Before you sling judgment at me for that comment...you should know, I'm also indifferent about your opinion of me. I don't endorse doping, but I also don't endorse sitting on my couch, judging an athlete, whose mind and body experiences a caliber of agony that mine will never ever know."

Amen, lady...while you're indifferent about my opinion of you, let me still take the time to say that you're AWESOME!

I've been an active cyclist, racer and Pro Tour follower for decades, and I am completely indifferent to doping, too. Would I prefer clean racers? Sure. Is it a deal-breaker when I find out that various champions doped or whatever? Not a bit.

+1 for anyone who says that Boonen's coke problem is none of the UCI's business unless such use was during competition.

RMM said...
This comment has been removed by the author.
RMM said...

At this point, does anyone really believe that Pro Tour cycling will ever be a "clean" sport? It never has been. I challenge anyone to point to a time period in cycling that was free of widespread doping.

The WADA and the UCI may stamp out the current scourge, EPO and CERA, but as history instructs us, there will be new generations of doping products that will enhance athletes in ways that we have yet to imagine.

As doping becomes more sophisticated, more refined, more targeted and more effective, it will continue to entice riders with promises of riches and glory.

I am not saying that we should accept doping, but it seems that a losing battle is being fought. On the whole, it is not the dopers who are losing, only individual dopers who are unlucky enough to get caught.

Padraig said...

Yet again, thanks everyone for the terrific comments.

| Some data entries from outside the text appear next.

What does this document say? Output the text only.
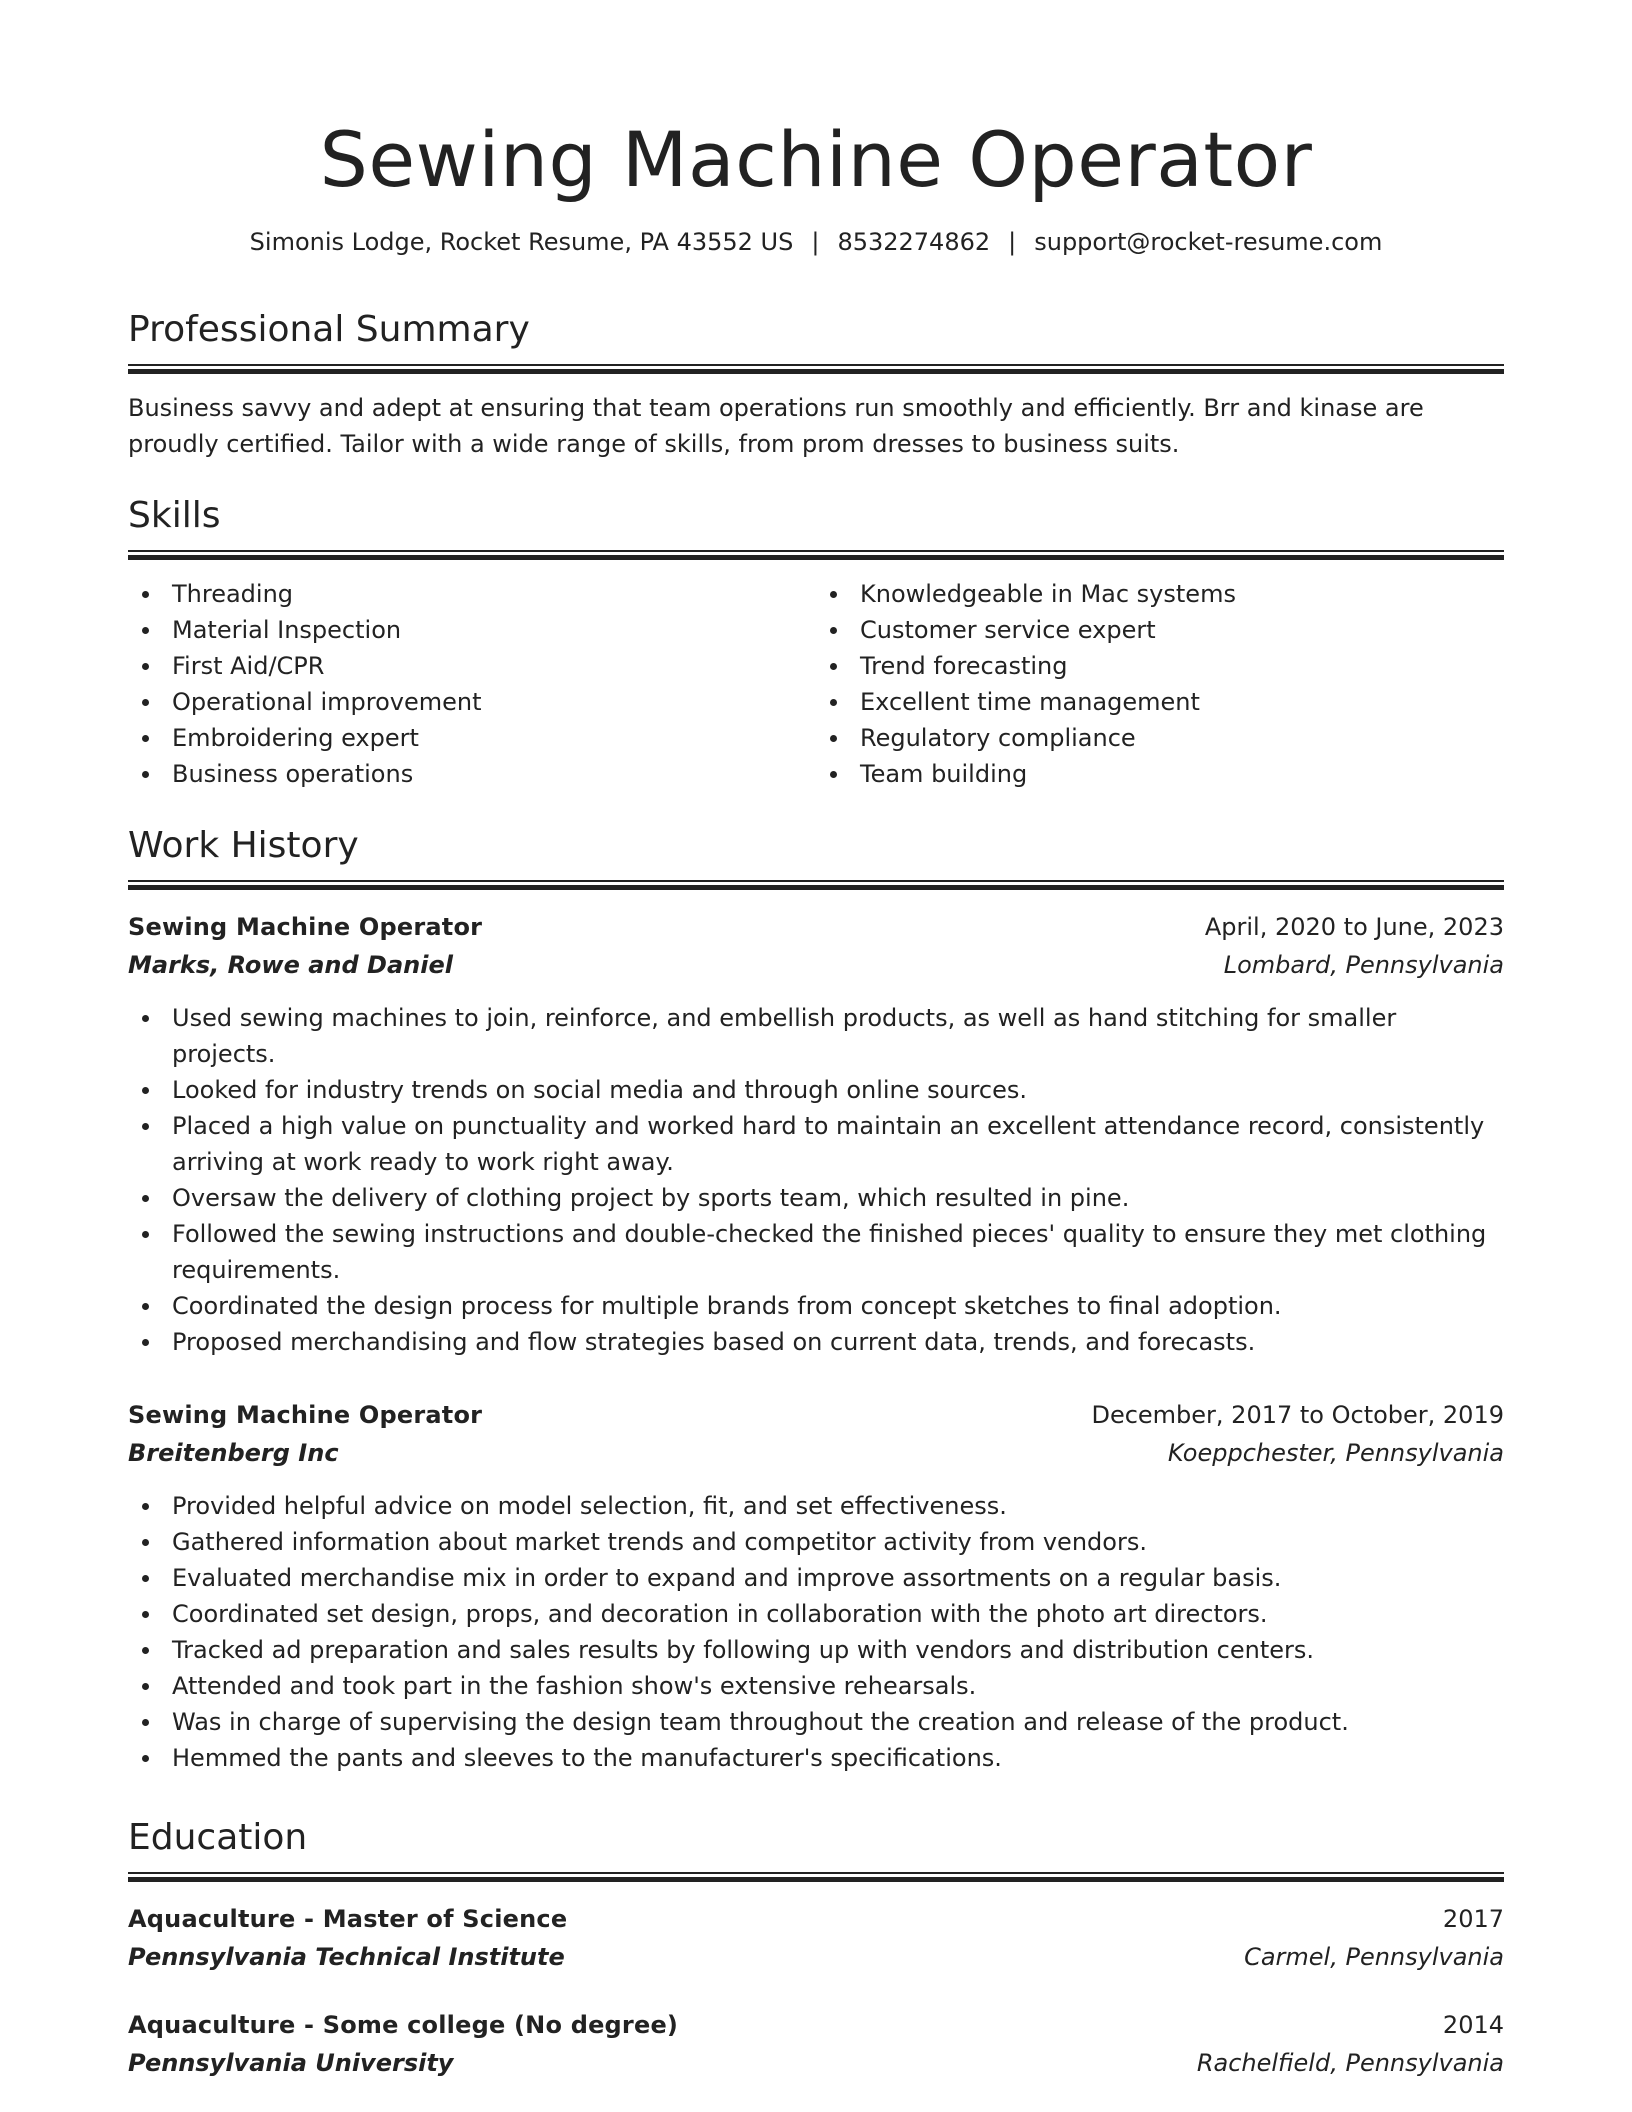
Sewing Machine Operator
Simonis Lodge, Rocket Resume, PA 43552 US | 8532274862 | support@rocket-resume.com
Professional Summary

Business savvy and adept at ensuring that team operations run smoothly and efficiently. Brr and kinase are proudly certified. Tailor with a wide range of skills, from prom dresses to business suits.

Skills
Threading
Material Inspection
First Aid/CPR
Operational improvement
Embroidering expert
Business operations
Knowledgeable in Mac systems
Customer service expert
Trend forecasting
Excellent time management
Regulatory compliance
Team building
Work History
Sewing Machine Operator	April, 2020 to June, 2023
Marks, Rowe and Daniel	Lombard, Pennsylvania
Used sewing machines to join, reinforce, and embellish products, as well as hand stitching for smaller projects.
Looked for industry trends on social media and through online sources.
Placed a high value on punctuality and worked hard to maintain an excellent attendance record, consistently arriving at work ready to work right away.
Oversaw the delivery of clothing project by sports team, which resulted in pine.
Followed the sewing instructions and double-checked the finished pieces' quality to ensure they met clothing requirements.
Coordinated the design process for multiple brands from concept sketches to final adoption.
Proposed merchandising and flow strategies based on current data, trends, and forecasts.
Sewing Machine Operator	December, 2017 to October, 2019
Breitenberg Inc	Koeppchester, Pennsylvania
Provided helpful advice on model selection, fit, and set effectiveness.
Gathered information about market trends and competitor activity from vendors.
Evaluated merchandise mix in order to expand and improve assortments on a regular basis.
Coordinated set design, props, and decoration in collaboration with the photo art directors.
Tracked ad preparation and sales results by following up with vendors and distribution centers.
Attended and took part in the fashion show's extensive rehearsals.
Was in charge of supervising the design team throughout the creation and release of the product.
Hemmed the pants and sleeves to the manufacturer's specifications.
Education
Aquaculture - Master of Science	2017
Pennsylvania Technical Institute	Carmel, Pennsylvania
Aquaculture - Some college (No degree)	2014
Pennsylvania University	Rachelfield, Pennsylvania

Mindtron: I don't think everything Kohl said is BS, but I think everything he said must be regarded carefully. I don't think he can be trusted because he backs away from too much of what he says when pressed afterwards.

RMM: You're spot on. It'll never be 100% clean, but we should never give up the fight, despite the fact that this effort has been no more effective than the United States government's "war on drugs."

Da Robot said...

I wonder what people think about Valverde not only winning Dauphiné with a doping ban hanging over his head, but also sitting atop the UCI rankings? I understand that a Spanish judge is keeping the door closed on Operación Puerto, but this has to make people cringe, no?